Another benefit of the audit program is that the county has been able to identify businesses that were mis-stating their revenues or mis-classifying employees as independent contractors. These discoveries have resulted in increased license fee revenues because invariably the violators were paying less in fees than their revenues warranted. Also, any independent contractors discovered are being channeled through the licensing process (and paying a fee) and any contractors who turn out to be illegal aliens are unable to continue as contractors.

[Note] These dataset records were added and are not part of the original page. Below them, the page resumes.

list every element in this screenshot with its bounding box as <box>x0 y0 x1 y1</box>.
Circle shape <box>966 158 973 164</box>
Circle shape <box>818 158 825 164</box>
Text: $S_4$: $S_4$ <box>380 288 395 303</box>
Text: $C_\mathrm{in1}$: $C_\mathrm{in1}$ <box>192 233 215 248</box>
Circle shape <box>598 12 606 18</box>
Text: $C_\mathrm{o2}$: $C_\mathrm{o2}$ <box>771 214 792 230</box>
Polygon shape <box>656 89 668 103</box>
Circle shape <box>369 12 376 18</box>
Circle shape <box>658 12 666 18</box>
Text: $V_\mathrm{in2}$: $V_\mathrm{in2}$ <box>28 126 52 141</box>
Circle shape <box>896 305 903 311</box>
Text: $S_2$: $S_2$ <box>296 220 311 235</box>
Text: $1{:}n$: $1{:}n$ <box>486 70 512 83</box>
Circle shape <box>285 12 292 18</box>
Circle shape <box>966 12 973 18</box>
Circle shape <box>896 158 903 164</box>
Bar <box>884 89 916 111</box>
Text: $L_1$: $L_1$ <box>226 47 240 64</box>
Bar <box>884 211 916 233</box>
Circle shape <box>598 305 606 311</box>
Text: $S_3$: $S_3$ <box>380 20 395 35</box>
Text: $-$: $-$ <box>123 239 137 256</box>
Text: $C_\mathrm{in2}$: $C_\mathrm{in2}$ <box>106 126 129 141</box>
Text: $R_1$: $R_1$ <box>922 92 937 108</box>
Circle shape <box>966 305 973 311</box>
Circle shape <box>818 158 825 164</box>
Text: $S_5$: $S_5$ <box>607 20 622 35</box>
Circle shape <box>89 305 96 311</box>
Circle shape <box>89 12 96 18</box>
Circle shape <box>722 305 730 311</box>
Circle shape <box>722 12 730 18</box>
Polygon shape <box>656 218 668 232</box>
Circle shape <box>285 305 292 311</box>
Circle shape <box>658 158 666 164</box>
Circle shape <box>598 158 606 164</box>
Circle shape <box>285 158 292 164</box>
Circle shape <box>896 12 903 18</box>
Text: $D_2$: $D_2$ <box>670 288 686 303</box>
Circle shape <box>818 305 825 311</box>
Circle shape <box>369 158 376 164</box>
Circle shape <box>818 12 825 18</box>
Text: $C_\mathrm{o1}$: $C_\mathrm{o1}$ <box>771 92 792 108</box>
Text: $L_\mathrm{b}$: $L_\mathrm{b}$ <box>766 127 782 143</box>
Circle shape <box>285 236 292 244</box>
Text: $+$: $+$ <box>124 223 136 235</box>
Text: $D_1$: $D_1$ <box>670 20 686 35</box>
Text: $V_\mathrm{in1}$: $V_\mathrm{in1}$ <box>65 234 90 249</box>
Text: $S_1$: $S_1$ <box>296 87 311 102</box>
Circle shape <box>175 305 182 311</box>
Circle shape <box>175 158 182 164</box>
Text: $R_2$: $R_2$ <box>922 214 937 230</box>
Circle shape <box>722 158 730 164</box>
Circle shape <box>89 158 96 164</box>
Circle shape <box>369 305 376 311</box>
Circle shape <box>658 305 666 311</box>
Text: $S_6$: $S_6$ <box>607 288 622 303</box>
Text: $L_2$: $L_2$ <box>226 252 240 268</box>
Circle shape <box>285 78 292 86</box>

County officials interviewed report that the population of illegal aliens in Beaufort County has declined noticeably since the auditing and 287(g) programs began. Perhaps the economy also has played a role, but they have little doubt that these initiatives have provided some incentive for illegal aliens to leave the area. They observe fewer construction and day labor crews in the area, restaurants catering mainly to recent immigrants have largely shut down, and certain apartment complexes have higher vacancy rates than before the initiative began. They believe that families headed by illegal aliens left first, while younger single male illegal workers have been more persistent in continuing to seek employment in the area.

Ricky Bobby may have said that anyone who ain’t first is last, but any state or local government leaders looking for a cost-effective way to prevent illegal employment and deter illegal settlement should take a serious look at replicating or adapting this program in their jurisdiction. Shake ‘n’ Bake!